From the beginning, Sandor had a long list of book projects he wanted to do. Then he and his editor would agree on the order of completion, based on Taunton’s needs. During his first three years back in California, he maintained a relationship with Fine Woodworking as a contributing editor. Then he began to forge new relationships with several other woodworking magazines … including Woodworker’s Journal. He also found time to consult with several tool and machinery manufacturers, and become a much sought after speaker at woodworking shows, guild meetings, and schools around the country. But most of all, throughout this latest period he honed his writing and photography skills, and has just completed his tenth book … including revised editions … with the working title Home Improvement Tool Guide. The idea for it came from his editor and initially he wasn’t very excited about it.

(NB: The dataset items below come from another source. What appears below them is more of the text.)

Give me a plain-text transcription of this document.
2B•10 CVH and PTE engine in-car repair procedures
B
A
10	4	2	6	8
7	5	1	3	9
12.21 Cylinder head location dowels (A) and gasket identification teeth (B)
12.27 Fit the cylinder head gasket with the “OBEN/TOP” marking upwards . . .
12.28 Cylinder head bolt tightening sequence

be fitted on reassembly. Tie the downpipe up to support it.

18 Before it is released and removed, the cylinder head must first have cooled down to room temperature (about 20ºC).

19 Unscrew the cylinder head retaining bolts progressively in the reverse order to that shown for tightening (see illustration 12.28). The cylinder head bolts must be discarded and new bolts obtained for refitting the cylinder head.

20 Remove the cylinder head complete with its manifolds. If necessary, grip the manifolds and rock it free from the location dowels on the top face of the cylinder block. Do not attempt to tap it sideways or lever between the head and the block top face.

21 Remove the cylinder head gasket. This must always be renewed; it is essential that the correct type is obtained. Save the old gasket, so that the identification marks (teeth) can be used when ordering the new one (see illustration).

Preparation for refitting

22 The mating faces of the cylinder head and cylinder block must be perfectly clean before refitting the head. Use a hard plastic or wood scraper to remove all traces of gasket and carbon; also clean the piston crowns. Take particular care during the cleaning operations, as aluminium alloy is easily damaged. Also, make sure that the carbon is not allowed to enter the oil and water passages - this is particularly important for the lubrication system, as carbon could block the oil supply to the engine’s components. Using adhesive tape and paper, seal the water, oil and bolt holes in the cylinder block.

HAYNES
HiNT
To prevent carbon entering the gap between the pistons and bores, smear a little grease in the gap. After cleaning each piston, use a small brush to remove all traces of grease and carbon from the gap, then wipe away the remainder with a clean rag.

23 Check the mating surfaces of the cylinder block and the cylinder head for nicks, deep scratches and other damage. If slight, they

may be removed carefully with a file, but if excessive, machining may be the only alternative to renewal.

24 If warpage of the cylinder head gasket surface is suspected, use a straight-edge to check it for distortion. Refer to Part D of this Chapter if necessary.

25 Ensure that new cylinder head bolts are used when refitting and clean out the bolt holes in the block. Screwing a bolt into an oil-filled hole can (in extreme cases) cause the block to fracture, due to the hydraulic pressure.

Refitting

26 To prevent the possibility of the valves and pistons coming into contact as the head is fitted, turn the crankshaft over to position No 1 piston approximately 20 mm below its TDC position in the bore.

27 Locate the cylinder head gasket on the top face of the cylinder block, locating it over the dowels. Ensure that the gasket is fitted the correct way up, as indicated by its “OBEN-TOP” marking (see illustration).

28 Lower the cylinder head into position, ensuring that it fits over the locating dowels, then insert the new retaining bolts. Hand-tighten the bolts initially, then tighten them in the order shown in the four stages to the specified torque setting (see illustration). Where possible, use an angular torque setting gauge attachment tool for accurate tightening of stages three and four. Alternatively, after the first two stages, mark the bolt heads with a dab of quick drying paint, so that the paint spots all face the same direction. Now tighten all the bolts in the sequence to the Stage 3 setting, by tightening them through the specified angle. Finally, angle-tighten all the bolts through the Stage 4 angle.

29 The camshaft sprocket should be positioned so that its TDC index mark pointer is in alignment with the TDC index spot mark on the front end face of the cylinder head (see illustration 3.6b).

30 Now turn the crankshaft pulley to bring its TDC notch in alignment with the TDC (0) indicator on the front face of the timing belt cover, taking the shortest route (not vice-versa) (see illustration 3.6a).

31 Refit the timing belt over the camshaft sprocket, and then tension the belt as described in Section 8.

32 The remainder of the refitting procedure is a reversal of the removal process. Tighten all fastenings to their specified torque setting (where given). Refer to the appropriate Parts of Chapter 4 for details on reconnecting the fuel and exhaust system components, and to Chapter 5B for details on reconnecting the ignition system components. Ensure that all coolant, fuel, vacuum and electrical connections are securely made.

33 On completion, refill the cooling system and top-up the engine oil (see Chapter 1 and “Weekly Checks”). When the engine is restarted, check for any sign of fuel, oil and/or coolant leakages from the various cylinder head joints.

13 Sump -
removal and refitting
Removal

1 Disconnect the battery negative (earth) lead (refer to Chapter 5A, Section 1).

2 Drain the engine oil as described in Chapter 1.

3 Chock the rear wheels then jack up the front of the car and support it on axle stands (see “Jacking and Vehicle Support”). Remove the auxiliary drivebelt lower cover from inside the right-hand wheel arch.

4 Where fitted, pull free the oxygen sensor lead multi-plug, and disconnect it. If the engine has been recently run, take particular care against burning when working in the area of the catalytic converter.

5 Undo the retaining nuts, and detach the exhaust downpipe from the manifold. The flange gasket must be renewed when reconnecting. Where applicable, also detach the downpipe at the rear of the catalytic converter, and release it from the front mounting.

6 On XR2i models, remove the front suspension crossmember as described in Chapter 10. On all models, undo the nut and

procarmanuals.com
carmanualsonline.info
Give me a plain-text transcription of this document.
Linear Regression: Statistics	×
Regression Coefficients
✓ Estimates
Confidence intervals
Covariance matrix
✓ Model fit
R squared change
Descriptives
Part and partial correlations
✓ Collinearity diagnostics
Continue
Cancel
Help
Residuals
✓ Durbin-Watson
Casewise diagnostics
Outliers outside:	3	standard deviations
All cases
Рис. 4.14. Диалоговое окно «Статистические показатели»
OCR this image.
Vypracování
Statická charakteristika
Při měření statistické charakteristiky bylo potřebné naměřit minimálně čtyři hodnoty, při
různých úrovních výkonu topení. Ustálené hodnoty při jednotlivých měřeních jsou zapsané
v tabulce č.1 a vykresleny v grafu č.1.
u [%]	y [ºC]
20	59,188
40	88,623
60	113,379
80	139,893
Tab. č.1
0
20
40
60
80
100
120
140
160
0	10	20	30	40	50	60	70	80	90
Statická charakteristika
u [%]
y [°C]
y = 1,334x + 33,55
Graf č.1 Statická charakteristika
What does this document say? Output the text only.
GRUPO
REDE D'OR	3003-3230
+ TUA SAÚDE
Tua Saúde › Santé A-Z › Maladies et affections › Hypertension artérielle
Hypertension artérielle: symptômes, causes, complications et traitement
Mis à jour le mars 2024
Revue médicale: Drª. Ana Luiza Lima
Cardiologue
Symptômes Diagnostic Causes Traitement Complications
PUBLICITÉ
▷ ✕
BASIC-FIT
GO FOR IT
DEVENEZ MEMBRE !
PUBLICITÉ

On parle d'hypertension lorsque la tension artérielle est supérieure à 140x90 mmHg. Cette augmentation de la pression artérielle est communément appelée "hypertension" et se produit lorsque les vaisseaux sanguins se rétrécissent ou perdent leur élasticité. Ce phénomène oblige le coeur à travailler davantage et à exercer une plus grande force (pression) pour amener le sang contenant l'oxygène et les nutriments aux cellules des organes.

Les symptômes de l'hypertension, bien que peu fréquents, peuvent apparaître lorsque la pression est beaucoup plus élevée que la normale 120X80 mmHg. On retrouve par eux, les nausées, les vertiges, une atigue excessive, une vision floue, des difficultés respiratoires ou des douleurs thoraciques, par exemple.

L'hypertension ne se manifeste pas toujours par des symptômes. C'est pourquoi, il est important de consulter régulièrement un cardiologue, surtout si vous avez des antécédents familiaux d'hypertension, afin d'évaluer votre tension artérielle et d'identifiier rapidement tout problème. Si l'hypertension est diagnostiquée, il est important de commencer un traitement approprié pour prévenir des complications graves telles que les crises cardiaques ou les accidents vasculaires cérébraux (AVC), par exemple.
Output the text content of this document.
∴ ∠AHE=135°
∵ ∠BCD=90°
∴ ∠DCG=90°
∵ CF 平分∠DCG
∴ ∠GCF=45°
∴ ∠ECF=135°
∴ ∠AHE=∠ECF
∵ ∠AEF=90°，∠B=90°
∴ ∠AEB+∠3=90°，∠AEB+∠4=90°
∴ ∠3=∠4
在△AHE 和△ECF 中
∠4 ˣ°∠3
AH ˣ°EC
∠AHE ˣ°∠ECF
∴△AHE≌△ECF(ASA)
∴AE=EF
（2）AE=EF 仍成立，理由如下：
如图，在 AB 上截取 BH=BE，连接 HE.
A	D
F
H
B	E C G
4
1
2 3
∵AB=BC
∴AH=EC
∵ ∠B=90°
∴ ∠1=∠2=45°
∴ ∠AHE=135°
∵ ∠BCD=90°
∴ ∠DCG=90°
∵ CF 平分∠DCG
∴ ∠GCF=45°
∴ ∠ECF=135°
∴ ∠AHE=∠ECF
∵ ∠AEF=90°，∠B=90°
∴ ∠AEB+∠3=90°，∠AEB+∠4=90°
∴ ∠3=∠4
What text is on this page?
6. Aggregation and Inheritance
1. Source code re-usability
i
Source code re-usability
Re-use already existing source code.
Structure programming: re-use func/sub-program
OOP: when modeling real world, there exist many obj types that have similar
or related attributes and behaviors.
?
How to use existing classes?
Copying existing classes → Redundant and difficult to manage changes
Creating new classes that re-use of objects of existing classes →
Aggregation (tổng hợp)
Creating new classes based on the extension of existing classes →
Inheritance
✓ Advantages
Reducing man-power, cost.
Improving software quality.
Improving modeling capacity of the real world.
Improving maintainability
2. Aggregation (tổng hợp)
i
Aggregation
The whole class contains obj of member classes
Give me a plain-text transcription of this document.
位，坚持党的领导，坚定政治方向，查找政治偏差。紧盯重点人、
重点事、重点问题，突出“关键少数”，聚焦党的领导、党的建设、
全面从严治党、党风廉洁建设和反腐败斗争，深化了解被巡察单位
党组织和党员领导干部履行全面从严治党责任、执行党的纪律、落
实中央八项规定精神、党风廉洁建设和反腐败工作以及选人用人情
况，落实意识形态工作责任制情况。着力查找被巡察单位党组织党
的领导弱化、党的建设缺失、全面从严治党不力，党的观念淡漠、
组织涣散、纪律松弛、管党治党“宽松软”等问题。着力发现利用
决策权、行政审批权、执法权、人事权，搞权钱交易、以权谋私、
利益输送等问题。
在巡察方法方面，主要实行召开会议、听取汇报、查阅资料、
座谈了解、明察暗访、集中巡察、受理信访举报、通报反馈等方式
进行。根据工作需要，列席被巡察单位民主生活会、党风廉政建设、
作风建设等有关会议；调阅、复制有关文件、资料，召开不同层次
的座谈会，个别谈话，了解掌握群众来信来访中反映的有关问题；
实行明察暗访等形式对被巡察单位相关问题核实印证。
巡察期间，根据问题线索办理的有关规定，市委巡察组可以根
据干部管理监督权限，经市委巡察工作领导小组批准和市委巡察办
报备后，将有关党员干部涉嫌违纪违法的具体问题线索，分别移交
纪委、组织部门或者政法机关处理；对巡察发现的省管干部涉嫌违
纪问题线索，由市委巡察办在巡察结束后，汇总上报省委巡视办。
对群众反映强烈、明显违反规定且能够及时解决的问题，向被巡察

“I told her there are a million books like that already on the market. But then I looked at more than 20 different tool guides. If you looked up a basic hammer, it was the same kind of hammer you’d find in a hardware store 150 years ago. But if you walk into the hammer section of Home Depot, you’ll find 65 different kinds of hammers …titanium hammers, anti-vibration designs, and hammers with interchangeable heads. And look at all the new laser levels out there, but I couldn’t find a single book that addressed these “new” kinds of tools. It ended up well over 300 pages long. It’s not just a woodworking guide. In fact it’s being done in conjunction with Fine Homebuilding, so it was a little different for me. It’s due out next summer.”
But as busy as he keeps, Sandor still makes time to fit in some woodworking. He describes his work as a contemporary melding of Deco and Chinese influences.
“It’s a synthetic style that is really distinct.” Sandor explained, “If you saw a coffee table of mine and then saw one of my dining tables, you’d say these two are obviously the work of the same person. When I did a show for Macy’s in San Francisco, an interviewer asked me what I call my style. For want of another word I told him it was Hungarian Modern.”
His next book will be a sequel of sorts to his The Art of Tools.
“Its tentative title is The Golden Age of Tools and it’s going to be another look at wonderful old tools from collections, Sandor explained, “And this time I get to go to Europe and photograph tools over there. The golden age of tools time period is different for every tool collector, but it’s mostly during the 19th Century … with Leonard Bailey’s first modern metallic hand plane as a good example. Like the first book, it should have crossover appeal to people who can appreciate tools as works of art.”
He also still does occasional commission work for friends and family, and he’s finally getting around to pieces for his own house … or as Sandor puts it, “the shoemaker’s children are finally gaining soles on their shoes.”